The Nehalems are an iteration off the "Core" processor line, which is a
4-way superscalar, out of order CPU. Also, it has some very sophisticated
memory access reordering capability.
So, the HyperThreading here (Symmetric Multi-Threading, SMT, is the academic
name) will take advantage of that processor's inefficiencies -- a mix of
stalls due to waiting for memory, and unused execution 'width' resources.
So, if both threads are active and not stalled on memory access or other
execution bubbles, there are a lot of internal processor resources to share.
And if one of them is misbehaving and spinning, it won't dominate those
resources.

On the old Pentium-4 based HyperThreading, was also SMT, but those
processors were built to be high frequency and 'narrow' in terms of
superscalar execution (2-way superscalar, I believe). So the main advantage
of HT there was that one thread could schedule work while another was
waiting on memory access. If both were putting demands on the core
execution resources there was not much to gain unless one thread stalled on
memory access a lot, and if one of them was spinning it would eat up most of
the shared resources.

In both cases, the main execution resources get split up. L1 cache,
instruction buffers and decoders, instruction reorder buffers, etc.
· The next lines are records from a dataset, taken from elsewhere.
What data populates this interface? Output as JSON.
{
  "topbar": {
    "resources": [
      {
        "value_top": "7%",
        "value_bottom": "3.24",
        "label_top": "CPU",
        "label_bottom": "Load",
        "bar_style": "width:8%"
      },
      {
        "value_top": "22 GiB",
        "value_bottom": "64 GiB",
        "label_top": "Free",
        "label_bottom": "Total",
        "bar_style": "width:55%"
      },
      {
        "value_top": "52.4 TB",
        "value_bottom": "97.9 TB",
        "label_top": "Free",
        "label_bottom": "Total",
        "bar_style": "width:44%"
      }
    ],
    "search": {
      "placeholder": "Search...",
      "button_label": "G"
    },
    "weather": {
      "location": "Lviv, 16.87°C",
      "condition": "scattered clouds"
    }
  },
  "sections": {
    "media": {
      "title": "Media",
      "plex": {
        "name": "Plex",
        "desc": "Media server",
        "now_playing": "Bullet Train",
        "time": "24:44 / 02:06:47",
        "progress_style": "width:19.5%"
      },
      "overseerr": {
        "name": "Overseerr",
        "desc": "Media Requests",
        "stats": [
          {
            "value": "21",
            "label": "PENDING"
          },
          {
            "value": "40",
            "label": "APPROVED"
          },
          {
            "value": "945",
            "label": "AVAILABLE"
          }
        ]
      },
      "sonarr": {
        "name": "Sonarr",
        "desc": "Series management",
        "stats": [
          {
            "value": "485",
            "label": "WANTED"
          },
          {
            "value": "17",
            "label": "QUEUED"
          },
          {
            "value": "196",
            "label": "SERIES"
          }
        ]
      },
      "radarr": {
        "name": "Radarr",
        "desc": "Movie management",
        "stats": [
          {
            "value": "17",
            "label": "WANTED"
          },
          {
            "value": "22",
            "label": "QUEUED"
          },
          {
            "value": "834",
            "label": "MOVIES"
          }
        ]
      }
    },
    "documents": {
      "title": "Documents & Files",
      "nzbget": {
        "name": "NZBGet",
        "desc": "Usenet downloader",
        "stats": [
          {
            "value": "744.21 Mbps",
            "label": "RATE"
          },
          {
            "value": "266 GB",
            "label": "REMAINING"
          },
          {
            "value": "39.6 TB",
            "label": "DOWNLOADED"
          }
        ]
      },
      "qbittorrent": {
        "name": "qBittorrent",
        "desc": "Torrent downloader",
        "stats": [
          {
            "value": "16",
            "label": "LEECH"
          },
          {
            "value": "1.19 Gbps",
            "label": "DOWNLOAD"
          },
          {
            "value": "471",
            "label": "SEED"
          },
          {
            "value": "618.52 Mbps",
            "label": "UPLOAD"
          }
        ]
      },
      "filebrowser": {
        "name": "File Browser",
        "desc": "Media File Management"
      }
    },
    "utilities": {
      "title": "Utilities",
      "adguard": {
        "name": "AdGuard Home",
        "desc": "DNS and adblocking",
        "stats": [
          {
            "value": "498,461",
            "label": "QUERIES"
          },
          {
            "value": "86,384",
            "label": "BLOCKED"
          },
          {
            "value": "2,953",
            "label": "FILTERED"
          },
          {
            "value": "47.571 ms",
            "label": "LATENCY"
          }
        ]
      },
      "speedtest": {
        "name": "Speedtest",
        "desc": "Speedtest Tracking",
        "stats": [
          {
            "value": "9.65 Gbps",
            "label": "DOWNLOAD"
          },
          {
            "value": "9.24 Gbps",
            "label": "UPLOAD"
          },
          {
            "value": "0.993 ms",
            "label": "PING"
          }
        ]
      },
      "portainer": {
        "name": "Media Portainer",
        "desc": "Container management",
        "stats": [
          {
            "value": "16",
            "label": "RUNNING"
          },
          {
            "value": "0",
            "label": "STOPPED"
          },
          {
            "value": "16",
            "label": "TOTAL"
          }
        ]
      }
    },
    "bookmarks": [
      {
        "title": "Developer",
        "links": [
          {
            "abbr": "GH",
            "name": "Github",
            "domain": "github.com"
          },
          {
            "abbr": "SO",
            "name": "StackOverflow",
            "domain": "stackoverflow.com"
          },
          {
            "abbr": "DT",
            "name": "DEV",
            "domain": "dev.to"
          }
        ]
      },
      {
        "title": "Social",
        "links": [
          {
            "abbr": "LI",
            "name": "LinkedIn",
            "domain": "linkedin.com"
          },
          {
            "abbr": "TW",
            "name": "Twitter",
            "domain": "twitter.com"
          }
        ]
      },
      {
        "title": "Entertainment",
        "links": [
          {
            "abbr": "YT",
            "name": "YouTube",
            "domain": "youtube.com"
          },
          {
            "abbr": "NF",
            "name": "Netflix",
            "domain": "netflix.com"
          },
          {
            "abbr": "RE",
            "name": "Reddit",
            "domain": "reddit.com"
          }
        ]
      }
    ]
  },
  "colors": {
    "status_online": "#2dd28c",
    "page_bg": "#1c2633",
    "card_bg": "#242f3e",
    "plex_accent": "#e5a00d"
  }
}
But in
this release, Intel increased several of these to beyond what is optimal for
one thread, to make the HT more efficient.

But the type of applications that will benefit the most from this HT is not
always the same as the older one, since the two CPU lines have different
weaknesses for SMT to mask or strengths to enhance.

> I'm guessing it's the better interconnect, but work interferes with
> finding the time to research and benchmark.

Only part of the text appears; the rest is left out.